Cependant la «nymphe de Cirey», cette Ève savante dont les yeux bleus versaient tant d'amour et disaient tant de belles choses, plaidait, armée de requêtes, compulsions et contredits, devant la justice de Bruxelles, sur un testament de M. de Trichâteau, son oncle. La justice de Bruxelles fut sept ou huit ans à examiner les pièces. Il fallut donc, durant sept ou huit ans, passer de l'amour ou de la philosophie aux ennuis d'un procès ruineux. Voilà pourquoi Voltaire resta si longtemps en Flandre. Il s'était résigné de bonne grâce pour sa maîtresse. Cependant il dit quelque part qu'il est un peu triste de passer le déclin de sa jeunesse à plaider sur le testament de M. de Trichâteau. Du reste, il ne perdait pas tout son temps à Bruxelles: il allait avec madame du Chastelet apprendre aux grands seigneurs flamands les jeux, les soupers, les folies du monde parisien. Il a laissé le souvenir d'une fête par lui donnée à la marquise du Chastelet, à la princesse de Chimay et à la duchesse d'Aremberg. Il donna cette fête non pas comme un poëte qui fait des bouquets et des feux d'artifice en vers. «Voyez comme je tranchai du grand seigneur, s'écrie-t-il, je ne servis pas un seul vers de ma façon!»

A Bruxelles, il voulut réparer sur la tombe de Jean-Baptiste Rousseau ses injustices envers lui; mais elles étaient irréparables. Dans une lettre au libraire du poëte exilé, il déclara, tout en souscrivant à ses œuvres, qu'il regrettait de n'avoir pu se réconcilier avec un homme digne d'être aimé. Ce fut de Bruxelles qu'il envoya une écritoire au roi de Prusse, avec ces mots: «C'est Soliman qui envoie un sabre à Scanderbeg.»

La Hollande de Rembrandt n'a eu pour lui nulle saveur et nul souvenir. La Prairie de Paul Potter, le Bouquet de bois de Ruysdaël et le Gué de Berghem ne l'ont pas arrêté rêvant et charmé. Il écrit à Maupertuis: «Quand nous partîmes tous deux de Clèves, et que vous prîtes à droite et moi à gauche, je crus être au jugement dernier, où Dieu sépare ses élus des damnés. Divus Fredericus vous dit: Asseyez-vous à ma droite dans le paradis de Berlin; et à moi: Allez, maudit, en Hollande! Je suis donc dans cet enfer flegmatique, loin du feu divin où vous êtes.

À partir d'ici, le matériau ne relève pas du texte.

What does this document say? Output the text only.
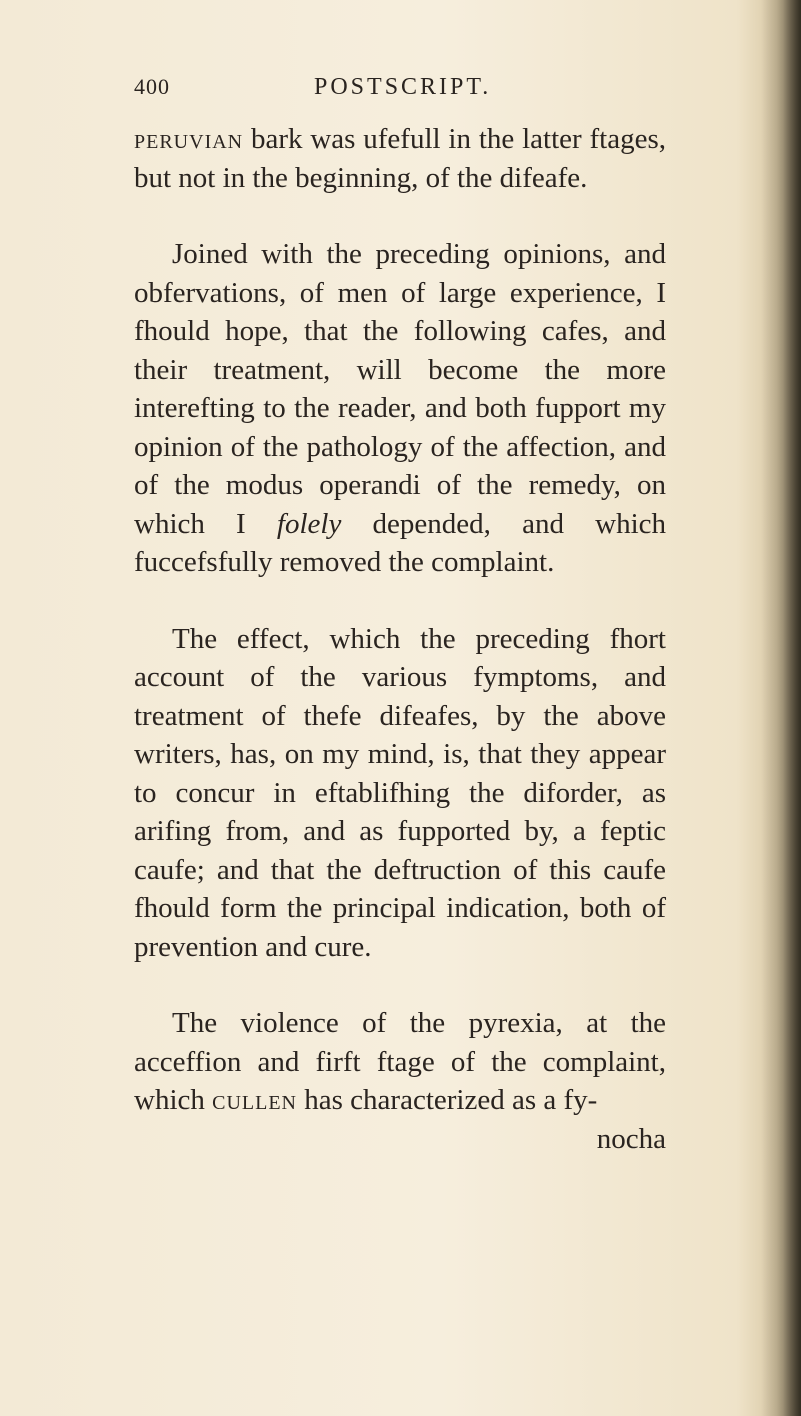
400	POSTSCRIPT.

peruvian bark was ufefull in the latter ftages, but not in the beginning, of the difeafe.

Joined with the preceding opinions, and obfervations, of men of large experience, I fhould hope, that the following cafes, and their treatment, will become the more interefting to the reader, and both fupport my opinion of the pathology of the affection, and of the modus operandi of the remedy, on which I folely depended, and which fuccefsfully removed the complaint.

The effect, which the preceding fhort account of the various fymptoms, and treatment of thefe difeafes, by the above writers, has, on my mind, is, that they appear to concur in eftablifhing the diforder, as arifing from, and as fupported by, a feptic caufe; and that the deftruction of this caufe fhould form the principal indication, both of prevention and cure.

The violence of the pyrexia, at the acceffion and firft ftage of the complaint, which cullen has characterized as a fy-

nocha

Faites-moi la charité de quelques étincelles dans les eaux croupissantes où je suis morfondu!»

Il n'était jamais longtemps sans venir dans «la grande capitale des Bagatelles, assister au brigandage littéraire» et à la représentation de ses tragédies. Paris le fatiguait bientôt. «Ce tourbillon du monde est cent fois plus pernicieux que ceux de Descartes.» Et pourtant, à Paris, il commençait à rechercher la solitude, comme poëte et comme proscrit. Ainsi, quand son Émilie planait rue Traversière ou en l'île Saint-Louis[21], il s'isolait rue Cloche-Perce.

De nouvelles bourrasques religieuses venant à éclater, Voltaire fit imprimer Mahomet, qui avait été défendu au théâtre; et, pour se moquer des prêtres, il le dédia à Benoît XIV. Le pape, qui n'espérait pas ramener Voltaire à l'Église romaine, lui parla de Virgile, lui dit que sa tragédie était sublime, lui envoya des médailles, lui donna ses bénédictions; avec quoi le philosophe retourna à Cirey rebâtir l'Église de Voltaire.

Mais ce n'est plus dans les jardins d'Armide qu'il va bâtir son Église; c'est à Fernex, non loin des neiges éternelles. Madame du Chastelet mourut[22]. La jeunesse de Voltaire mourut avec elle. Il jugea qu'il était temps pour lui de faire une fin; il fit un mariage de raison: il se maria à la philosophie.